‘Bloody Spring:’ war in the Northern Virginia wilderness
Joseph Wheelan’s “Bloody Spring” chronicles the dismal months of 1864’s Overland Campaign, when Union and Confederate troops in the wilderness of Northern Virginia “slaughtered one another by every possible means.”
Special to The Seattle Times
“Bloody Spring: Forty Days that Sealed the Confederacy’s Fate”
by Joseph Wheelan
Da Capo Press, 411 pp., $27.50
It was just 150 years ago this spring, the span of a couple of human lifetimes, when the Union Army of the Potomac plunged into the Wilderness of northern Virginia where Robert E. Lee was waiting with his Army of Northern Virginia.
The armies massed against each other in May and June of1864 were familiar foes, but it was the first time Lee was opposed by Ulysses S. Grant, newly appointed commander of all federal armies. “Neither Lee nor Grant had ever faced an opponent as tough-minded and tenacious as each other,” Joseph Wheelan writes in this new account of what has become known as the Overland Campaign.
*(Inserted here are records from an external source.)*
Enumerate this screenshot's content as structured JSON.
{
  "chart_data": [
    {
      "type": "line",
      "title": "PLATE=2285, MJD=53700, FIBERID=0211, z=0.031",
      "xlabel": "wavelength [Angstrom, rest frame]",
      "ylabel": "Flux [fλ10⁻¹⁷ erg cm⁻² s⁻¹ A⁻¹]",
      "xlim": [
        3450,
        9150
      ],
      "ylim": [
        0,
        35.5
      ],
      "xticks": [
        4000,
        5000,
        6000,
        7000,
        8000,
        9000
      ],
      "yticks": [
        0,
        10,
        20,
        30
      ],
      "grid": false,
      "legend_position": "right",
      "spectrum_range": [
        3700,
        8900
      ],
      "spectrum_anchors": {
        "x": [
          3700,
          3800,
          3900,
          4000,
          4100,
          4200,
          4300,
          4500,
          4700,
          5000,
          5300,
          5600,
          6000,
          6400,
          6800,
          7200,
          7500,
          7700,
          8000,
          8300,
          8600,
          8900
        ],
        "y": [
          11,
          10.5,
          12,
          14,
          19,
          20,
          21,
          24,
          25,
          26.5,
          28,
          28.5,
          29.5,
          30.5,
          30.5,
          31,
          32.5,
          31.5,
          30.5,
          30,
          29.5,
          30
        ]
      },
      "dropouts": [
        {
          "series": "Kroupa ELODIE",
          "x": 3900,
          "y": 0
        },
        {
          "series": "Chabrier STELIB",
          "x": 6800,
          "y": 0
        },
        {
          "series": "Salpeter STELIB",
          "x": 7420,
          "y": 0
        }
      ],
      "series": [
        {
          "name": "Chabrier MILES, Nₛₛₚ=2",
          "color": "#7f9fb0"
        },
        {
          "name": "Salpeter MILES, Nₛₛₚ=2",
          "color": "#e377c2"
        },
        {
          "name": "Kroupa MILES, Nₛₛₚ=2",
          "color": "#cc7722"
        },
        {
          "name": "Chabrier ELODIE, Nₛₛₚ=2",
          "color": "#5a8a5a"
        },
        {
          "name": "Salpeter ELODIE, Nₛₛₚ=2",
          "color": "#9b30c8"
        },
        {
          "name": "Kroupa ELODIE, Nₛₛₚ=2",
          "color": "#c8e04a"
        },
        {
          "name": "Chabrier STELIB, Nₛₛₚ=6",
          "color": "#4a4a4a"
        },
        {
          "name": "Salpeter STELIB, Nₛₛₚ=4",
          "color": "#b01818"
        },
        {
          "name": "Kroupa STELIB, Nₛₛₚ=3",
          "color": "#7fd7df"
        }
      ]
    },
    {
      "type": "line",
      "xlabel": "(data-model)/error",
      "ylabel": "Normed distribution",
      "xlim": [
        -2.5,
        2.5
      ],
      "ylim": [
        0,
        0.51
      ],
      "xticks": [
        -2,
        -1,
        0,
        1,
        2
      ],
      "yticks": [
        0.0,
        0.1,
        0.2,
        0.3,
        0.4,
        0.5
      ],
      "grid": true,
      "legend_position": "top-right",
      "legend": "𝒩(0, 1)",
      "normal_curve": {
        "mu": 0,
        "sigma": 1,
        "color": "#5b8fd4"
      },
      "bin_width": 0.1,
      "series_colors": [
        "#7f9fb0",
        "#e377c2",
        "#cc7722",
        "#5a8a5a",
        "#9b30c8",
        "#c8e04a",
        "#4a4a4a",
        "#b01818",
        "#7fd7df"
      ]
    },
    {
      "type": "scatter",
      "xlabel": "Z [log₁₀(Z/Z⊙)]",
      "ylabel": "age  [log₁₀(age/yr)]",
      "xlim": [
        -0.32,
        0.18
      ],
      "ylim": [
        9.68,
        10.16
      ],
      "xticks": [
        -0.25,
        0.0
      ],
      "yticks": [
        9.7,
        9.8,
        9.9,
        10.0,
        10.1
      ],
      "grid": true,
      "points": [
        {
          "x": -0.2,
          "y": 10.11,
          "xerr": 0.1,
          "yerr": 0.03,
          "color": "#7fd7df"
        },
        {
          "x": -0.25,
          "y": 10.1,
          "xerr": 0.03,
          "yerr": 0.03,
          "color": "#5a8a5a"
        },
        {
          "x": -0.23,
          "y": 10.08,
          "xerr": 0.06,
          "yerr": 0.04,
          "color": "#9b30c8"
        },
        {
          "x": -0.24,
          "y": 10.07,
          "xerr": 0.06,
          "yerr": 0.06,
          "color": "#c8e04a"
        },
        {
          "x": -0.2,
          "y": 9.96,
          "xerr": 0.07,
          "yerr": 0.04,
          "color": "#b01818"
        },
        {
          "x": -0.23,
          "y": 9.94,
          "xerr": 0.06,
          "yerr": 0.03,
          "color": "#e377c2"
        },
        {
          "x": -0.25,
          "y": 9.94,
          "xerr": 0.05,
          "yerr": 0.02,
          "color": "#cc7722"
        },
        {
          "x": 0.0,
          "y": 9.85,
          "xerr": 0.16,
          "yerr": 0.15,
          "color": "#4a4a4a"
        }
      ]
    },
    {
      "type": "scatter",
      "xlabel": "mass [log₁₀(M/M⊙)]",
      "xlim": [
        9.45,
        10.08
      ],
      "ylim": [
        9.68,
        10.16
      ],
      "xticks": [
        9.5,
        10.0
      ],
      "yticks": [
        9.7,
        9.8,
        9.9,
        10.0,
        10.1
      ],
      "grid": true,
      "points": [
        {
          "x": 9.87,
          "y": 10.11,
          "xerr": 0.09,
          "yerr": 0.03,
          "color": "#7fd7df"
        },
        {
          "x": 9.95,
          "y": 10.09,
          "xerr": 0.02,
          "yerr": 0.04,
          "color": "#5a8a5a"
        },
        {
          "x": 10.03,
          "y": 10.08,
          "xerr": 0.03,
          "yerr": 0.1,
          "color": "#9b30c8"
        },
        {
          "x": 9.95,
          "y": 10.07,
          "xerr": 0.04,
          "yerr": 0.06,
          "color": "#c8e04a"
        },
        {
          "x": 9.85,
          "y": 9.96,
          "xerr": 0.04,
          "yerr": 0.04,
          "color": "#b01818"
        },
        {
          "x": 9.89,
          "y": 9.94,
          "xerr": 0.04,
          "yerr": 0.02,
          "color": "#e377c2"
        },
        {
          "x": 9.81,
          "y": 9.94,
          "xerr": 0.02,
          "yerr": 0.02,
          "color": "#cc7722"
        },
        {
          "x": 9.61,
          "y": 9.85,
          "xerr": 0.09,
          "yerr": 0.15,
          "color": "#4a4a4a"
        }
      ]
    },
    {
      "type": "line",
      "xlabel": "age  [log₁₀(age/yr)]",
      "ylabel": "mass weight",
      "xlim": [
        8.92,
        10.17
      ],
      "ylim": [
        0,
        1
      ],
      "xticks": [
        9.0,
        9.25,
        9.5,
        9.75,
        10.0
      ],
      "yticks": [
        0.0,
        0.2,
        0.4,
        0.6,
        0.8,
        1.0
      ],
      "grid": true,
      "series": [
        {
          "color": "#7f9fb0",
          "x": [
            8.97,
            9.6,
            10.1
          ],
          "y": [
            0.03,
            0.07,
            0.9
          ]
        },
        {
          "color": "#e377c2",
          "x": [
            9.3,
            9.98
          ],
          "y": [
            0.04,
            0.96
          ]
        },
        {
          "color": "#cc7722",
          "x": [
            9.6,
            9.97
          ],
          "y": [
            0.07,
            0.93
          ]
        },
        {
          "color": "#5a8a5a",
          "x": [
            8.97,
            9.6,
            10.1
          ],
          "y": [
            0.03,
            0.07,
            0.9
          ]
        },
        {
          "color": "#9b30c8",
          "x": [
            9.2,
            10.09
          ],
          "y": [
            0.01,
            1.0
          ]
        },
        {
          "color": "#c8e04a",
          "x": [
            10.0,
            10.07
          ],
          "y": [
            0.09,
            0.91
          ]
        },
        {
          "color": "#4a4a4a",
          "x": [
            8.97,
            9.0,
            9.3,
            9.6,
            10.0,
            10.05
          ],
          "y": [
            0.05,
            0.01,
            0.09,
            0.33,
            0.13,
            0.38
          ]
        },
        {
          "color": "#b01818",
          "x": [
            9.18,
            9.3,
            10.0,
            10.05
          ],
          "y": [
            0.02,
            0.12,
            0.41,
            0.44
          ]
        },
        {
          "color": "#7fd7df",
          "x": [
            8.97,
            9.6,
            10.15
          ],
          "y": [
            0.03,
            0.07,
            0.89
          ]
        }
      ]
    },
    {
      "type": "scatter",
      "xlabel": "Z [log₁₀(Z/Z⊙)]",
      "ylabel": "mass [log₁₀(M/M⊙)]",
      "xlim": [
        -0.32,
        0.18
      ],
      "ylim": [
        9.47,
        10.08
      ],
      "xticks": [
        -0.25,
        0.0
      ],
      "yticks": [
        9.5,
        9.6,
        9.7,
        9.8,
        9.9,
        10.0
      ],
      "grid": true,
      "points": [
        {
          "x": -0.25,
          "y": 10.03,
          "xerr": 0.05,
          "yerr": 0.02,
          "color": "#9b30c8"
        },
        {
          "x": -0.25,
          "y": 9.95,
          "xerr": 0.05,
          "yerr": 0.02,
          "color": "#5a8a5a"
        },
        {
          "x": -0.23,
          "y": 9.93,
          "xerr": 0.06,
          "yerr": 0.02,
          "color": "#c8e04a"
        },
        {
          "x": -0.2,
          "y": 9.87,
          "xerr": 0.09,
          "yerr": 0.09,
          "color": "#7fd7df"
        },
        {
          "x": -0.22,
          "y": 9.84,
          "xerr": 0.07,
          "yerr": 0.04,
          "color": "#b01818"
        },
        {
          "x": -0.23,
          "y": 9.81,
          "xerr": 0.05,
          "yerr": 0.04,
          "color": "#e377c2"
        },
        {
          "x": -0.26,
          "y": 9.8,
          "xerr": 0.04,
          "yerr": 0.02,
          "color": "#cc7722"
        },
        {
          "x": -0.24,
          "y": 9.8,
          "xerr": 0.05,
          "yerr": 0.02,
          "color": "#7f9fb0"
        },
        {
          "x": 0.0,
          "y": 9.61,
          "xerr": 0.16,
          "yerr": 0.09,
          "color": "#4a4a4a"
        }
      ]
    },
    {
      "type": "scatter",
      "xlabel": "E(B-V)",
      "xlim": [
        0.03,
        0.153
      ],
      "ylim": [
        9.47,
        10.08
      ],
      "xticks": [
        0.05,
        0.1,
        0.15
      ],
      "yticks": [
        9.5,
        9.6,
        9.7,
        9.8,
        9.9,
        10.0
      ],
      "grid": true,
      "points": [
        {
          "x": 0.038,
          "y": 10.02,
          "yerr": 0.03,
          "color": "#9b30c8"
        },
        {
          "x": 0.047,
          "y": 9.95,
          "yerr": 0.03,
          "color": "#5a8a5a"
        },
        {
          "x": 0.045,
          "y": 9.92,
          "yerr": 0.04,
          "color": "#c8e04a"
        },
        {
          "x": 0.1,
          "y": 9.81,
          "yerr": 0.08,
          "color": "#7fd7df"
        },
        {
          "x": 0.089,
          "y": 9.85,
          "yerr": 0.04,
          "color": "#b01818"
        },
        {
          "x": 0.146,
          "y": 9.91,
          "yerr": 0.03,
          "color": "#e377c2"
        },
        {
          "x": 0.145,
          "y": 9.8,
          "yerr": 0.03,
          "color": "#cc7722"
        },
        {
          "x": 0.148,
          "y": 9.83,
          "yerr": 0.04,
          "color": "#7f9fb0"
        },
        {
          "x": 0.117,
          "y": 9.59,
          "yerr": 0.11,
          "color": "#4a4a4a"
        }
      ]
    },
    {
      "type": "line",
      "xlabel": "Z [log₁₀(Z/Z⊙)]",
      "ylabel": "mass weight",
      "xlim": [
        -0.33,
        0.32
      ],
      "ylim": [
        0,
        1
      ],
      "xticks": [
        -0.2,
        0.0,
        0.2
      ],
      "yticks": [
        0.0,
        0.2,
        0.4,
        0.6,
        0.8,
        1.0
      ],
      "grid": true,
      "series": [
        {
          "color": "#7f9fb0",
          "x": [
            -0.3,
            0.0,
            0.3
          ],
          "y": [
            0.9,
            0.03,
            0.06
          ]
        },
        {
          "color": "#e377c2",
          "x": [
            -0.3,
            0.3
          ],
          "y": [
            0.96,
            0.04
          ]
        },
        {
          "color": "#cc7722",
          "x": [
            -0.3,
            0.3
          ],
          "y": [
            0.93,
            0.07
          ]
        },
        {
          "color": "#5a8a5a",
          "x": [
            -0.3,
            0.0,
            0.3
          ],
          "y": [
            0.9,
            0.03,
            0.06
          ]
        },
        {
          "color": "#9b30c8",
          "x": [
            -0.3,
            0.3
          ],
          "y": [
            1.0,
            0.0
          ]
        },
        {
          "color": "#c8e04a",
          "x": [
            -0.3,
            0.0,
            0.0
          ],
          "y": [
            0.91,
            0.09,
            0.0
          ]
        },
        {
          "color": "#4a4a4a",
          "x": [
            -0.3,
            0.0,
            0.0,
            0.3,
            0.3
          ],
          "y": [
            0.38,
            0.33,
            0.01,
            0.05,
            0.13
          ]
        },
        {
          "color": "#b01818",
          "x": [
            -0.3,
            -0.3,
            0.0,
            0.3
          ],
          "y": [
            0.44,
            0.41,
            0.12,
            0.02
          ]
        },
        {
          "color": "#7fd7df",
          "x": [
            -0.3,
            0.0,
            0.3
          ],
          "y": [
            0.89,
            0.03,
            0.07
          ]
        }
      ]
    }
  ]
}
The battles that began in the brush-choked Wilderness spread south until “the two armies, by now little more than mobs, slaughtered one another by every possible means,” Wheelan writes.
The campaign eventually cost the Union 66,000 casualties and ended with the exhausted Army of the Potomac stuck on the outskirts of Petersburg, still facing a stubborn band of tattered rebels.
The Overland Campaign has been thoroughly vetted in earlier books and Wheelan turns up little new here. But he offers a well-written, diligently researched and highly readable account of the battles of the Wilderness, Spotsylvania Courthouse, North Anna and Cold Harbor.
He adds some fine personal touches: Battle-hardened survivors of a Virginia regiment, nearly annihilated at Spotsylvania, tenderly cared for four abandoned baby rabbits. Union troops near Cold Harbor witnessed the eerie nighttime sight of glowing gas escaping from decomposing corpses of soldiers killed in the earlier battle of Gaines Mill.
Grant’s objective was to destroy Lee’s army. Wheelan blames the Union’s failure on repeated mistakes, poor staff work, an awkward command structure and the congenital inability of the Army of the Potomac to move quickly to seize opportunities. The Civil War would continue another 10 months.